Consider now that the recording mode signal 70 is input to the AND circuit 79. If the coil selection signal 401 is input, A
Since the ND circuit 79 satisfies the AND condition, the switch selection signal 75
Is output and switch 77 is closed. Here, if the coil selection signal 401 is not given, even if the recording mode signal 70 is given, since the switch selection signal 75 is not output, the switches 77 and 78 are not closed. When the switch 77 is closed, a positive potential is applied to the operational amplifier 81 and the transistor 82
Turns on. The electromagnetic coil 101 has a variable resistor 72
A current value that is obtained by dividing the positive potential set at by the resistor 84 flows.

Erase mode signal 71 is given and coil selection signal 401
Is given, the switch 78 is closed, the transistor 83 is turned on, and the current value obtained by dividing the negative potential set by the variable resistor 73 by the resistor 84 is the electromagnetic coil 101 in the opposite direction to that in the recording mode. Flow to. The diodes 85 and 86 are for neutralizing the base-emitter voltage of the transistors 82 and 83, respectively, and for removing crossover distortion at the time of switching.

〔The invention's effect〕

According to the present invention, among the electromagnetic coil arrays for generating an external magnetic field for recording / erasing, which are installed to face the aperture lens actuator via the disk, the electromagnetic coils that are close to each other are moved along with the movement of the actuator. Since the electricity is selectively supplied, it is not necessary to move the actuator and the electromagnetic coil integrally, so that the weight of the actuator can be reduced and the access speed can be increased. Further, since the electromagnetic coil is installed so as to face the actuator via the disk, it is possible to prevent the voice coil in the actuator from malfunctioning due to the magnetic field generated from the electromagnetic coil.

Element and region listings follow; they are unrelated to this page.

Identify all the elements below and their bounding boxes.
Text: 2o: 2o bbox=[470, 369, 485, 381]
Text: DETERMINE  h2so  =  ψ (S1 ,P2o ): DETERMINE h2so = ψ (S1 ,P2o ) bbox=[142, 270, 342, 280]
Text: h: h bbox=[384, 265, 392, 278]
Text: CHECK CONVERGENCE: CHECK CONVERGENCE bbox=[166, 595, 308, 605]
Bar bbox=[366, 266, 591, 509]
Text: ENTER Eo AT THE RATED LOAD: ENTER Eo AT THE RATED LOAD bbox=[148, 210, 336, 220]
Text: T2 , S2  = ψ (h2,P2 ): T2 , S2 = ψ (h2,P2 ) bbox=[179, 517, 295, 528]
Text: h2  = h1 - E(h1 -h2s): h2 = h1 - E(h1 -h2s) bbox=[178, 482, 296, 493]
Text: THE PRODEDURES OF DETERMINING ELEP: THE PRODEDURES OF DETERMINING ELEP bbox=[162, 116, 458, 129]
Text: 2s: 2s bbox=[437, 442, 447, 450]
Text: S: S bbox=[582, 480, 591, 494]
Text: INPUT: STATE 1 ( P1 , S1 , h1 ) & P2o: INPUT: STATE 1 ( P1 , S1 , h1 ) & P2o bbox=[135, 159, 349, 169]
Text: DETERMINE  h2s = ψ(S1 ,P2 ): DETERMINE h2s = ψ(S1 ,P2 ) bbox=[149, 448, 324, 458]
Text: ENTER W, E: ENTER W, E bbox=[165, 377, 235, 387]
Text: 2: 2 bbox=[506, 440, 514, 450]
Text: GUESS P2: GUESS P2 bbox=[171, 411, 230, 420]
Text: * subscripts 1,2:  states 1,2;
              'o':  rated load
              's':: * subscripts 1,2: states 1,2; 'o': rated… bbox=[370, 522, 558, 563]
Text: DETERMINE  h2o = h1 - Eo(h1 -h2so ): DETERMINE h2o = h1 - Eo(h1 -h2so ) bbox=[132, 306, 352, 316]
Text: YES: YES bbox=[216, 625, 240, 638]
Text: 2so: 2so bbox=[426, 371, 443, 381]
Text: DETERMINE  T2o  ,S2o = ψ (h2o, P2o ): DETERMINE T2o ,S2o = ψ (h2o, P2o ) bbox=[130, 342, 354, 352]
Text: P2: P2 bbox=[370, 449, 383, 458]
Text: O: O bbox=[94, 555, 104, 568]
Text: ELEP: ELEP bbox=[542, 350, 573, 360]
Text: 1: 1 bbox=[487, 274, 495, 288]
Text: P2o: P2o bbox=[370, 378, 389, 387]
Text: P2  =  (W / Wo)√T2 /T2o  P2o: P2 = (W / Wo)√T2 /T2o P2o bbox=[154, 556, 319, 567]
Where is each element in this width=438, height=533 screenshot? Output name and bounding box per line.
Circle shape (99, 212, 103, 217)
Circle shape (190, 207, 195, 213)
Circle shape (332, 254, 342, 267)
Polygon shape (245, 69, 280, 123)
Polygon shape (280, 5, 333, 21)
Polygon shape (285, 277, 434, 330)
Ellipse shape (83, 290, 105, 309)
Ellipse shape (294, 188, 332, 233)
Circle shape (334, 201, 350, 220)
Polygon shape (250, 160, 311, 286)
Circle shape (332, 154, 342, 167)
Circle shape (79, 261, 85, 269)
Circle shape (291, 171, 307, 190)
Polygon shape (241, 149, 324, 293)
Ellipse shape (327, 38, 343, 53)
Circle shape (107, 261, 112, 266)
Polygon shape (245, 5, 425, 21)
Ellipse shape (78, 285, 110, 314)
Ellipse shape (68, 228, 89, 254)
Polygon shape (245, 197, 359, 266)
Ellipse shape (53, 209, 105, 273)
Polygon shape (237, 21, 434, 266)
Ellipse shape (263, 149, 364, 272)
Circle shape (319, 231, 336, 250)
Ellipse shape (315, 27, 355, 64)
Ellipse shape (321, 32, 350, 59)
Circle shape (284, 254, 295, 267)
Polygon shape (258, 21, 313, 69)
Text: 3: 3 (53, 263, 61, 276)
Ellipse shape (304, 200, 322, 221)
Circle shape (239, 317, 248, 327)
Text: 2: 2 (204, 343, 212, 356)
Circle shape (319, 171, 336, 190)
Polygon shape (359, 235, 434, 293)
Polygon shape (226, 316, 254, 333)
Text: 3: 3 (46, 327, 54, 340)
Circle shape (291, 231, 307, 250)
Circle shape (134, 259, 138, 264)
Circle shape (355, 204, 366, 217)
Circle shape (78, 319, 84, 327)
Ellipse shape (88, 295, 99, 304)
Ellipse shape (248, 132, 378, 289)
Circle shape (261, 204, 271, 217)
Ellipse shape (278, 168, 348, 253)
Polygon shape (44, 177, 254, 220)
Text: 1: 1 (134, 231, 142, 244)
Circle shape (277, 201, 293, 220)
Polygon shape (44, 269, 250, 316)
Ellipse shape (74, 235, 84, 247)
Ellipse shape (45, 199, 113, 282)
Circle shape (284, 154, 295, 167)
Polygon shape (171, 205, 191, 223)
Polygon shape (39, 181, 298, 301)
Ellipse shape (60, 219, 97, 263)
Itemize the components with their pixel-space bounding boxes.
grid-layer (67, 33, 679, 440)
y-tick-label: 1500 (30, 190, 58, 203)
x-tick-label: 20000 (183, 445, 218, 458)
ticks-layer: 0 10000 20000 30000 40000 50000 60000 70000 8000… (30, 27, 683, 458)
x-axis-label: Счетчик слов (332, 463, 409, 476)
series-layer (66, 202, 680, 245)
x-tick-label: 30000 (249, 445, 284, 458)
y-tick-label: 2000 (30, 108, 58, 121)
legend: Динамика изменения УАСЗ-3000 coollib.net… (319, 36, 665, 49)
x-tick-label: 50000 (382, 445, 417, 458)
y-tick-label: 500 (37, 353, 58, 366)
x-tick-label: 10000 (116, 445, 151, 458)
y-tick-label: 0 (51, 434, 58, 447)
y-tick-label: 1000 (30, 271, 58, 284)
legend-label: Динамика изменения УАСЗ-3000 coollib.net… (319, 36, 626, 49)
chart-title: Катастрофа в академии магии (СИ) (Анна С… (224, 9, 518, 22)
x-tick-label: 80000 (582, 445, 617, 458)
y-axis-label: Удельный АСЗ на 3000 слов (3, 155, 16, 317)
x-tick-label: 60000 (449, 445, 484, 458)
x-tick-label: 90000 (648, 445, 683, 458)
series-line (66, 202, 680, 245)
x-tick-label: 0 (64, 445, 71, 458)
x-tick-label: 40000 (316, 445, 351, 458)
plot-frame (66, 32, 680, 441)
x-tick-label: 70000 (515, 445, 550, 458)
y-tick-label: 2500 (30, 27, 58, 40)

[Brief description of drawings]

FIG. 1 is a basic configuration diagram of a magneto-optical disk device according to the present invention, FIG. 2 is a configuration diagram of a scale counting circuit used in the present invention, and FIG. 3 is a coil selection signal generating logic circuit in the counting circuit. FIG. 4 is a diagram showing an embodiment of a drive circuit for driving a coil. 1 ... Magneto-optical disk, 2 ... Semiconductor laser, 5 ... Focusing lens, 6 ... Voice coil, 10 ... Drive circuit, 13 ... Scale, 15 ... Counting circuit, 101-106 ... Electromagnetic coil, 22 ... Counter, 301 to 306 to electromagnetic coil, 23
…… Decoder, 401 to 406 …… Electromagnetic coil selection signal.

Claims (1)

[Claims] 1. An optical unit for irradiating a light spot on an optical disc medium and a unit arranged in a line in a radial direction of the optical disc medium so as to be sequentially separated from a predetermined home position, and a magnetic field is applied to the recording medium to record information or In the magneto-optical disk device having a plurality of magnetic field generating means for erasing, a control means for controlling the plurality of magnetic field generating means, and a moire scale for detecting a distance of the optical means from the home position, the control means Is a setting indicating the distance from the home position of the counting means for counting the scale pulse signal obtained by the Moire scale, and the magnetic field generating means corresponding to the counting results in one-to-one correspondence with the plurality of magnetic field generating means. A plurality of comparators for comparing with a value, and the counting result is two adjacent magnetic fields of the plurality of magnetic field generating means. Magneto-optical disk file and wherein the generating a magnetic field by selecting two magnetic field generating means to fit 該隣 in some cases between the set values of the two comparators which corresponds to the raw device.